1. Qu’est-ce que le « caming » ?
Le caming, bien que récent dans son développement numérique, a pris de l'ampleur durant la pandémie grâce à des sites comme OnlyFans et Mym. Selon l'Agence France-Presse (AFP), ces plateformes permettent aux utilisateurs de créer et de vendre du contenu sexuel, souvent personnalisé.
Cela dit, derrière chaque photo et vidéo se cache une structure commerciale complexe. Des intermédiaires, souvent désignés comme des 'managers' ou 'agents', aident les créateurs à optimiser leurs revenus, mais leur présence soulève des questions sur l'exploitation.
2. Quels dangers pèsent-ils sur les créateurs de contenus ?
La sénatrice Marie Mercier, qui porte le texte, met en lumière les risques potentiels, évoquant les dérives qui pourraient être assimilées à du proxénétisme moderne. Des modèles, y compris des mineurs, peuvent se retrouver dans des situations précaires, où ils sont harcelés ou menacés.

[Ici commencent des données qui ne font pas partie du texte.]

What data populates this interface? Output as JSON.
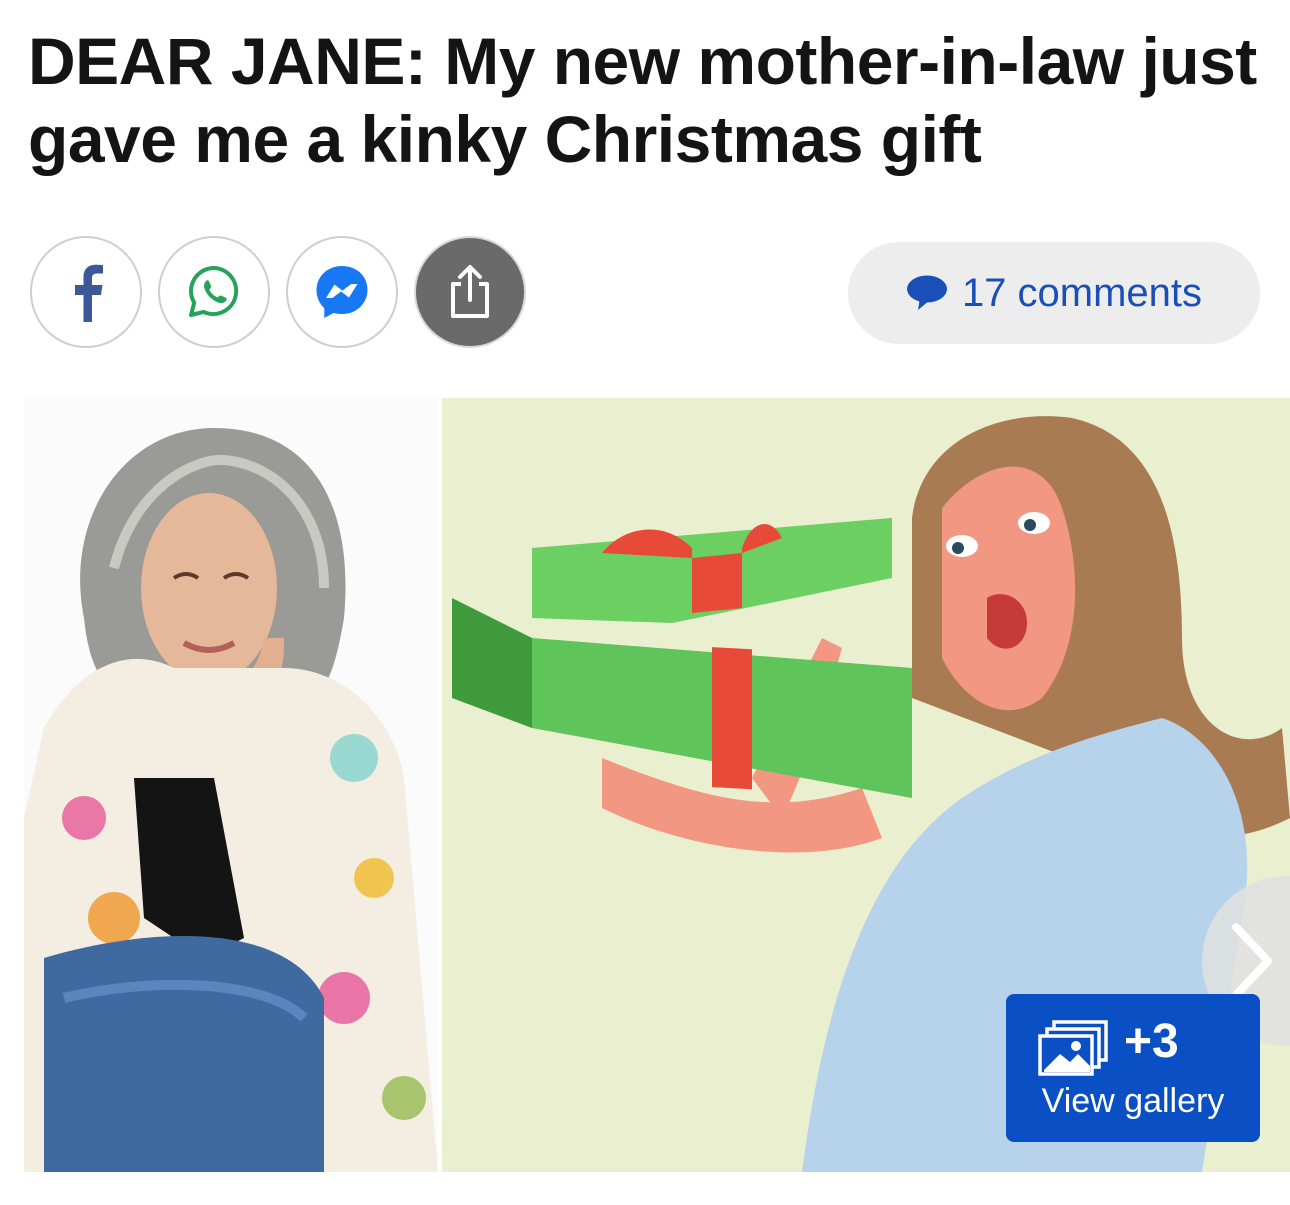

« Ce qui semble être une opportunité peut rapidement devenir un piège », précise-t-elle à l'AFP. Cristin, une créatrice, partage son expérience éprouvante, soulignant la pression et l'exploitation qu'elle a subies.
3. Pourquoi est-il difficile de légiférer ?
Déterminer la meilleure approche pour réguler ces activités est un défi. Faut-il punir les clients, cibler les intermédiaires ou changer les définitions légales autour du proxénétisme, qui ne couvre pas encore les activités virtuelles ? La situation est compliquée par le cadre légal actuel, qui définit la prostitution par le contact physique.
4. En quoi consiste la nouvelle infraction qui pourrait être créée ?
La proposition introduit donc une infraction d''exploitation sexuelle en ligne', punie de jusqu'à sept ans d'emprisonnement. Cette infraction touche les intermédiaires qui recrutent des créateurs pour des contenus sexuels, particulièrement en cas de menaces ou d'abus de vulnérabilité.
5. Pourquoi cette proposition de loi ne fait-elle pas l'unanimité ?
Alors que certains encadrent cette initiative comme essentielle pour sécuriser le numérique, d'autres associations comme le mouvement du Nid critiquent le texte, le jugeant peu ambitieux. Lénaig Le Fouillé s’inquiète de l'absence de mesures contre les acheteurs de services sexuels. Le débat reste vif, chacun cherchant à concilier protection des utilisateurs et lutte contre l'exploitation.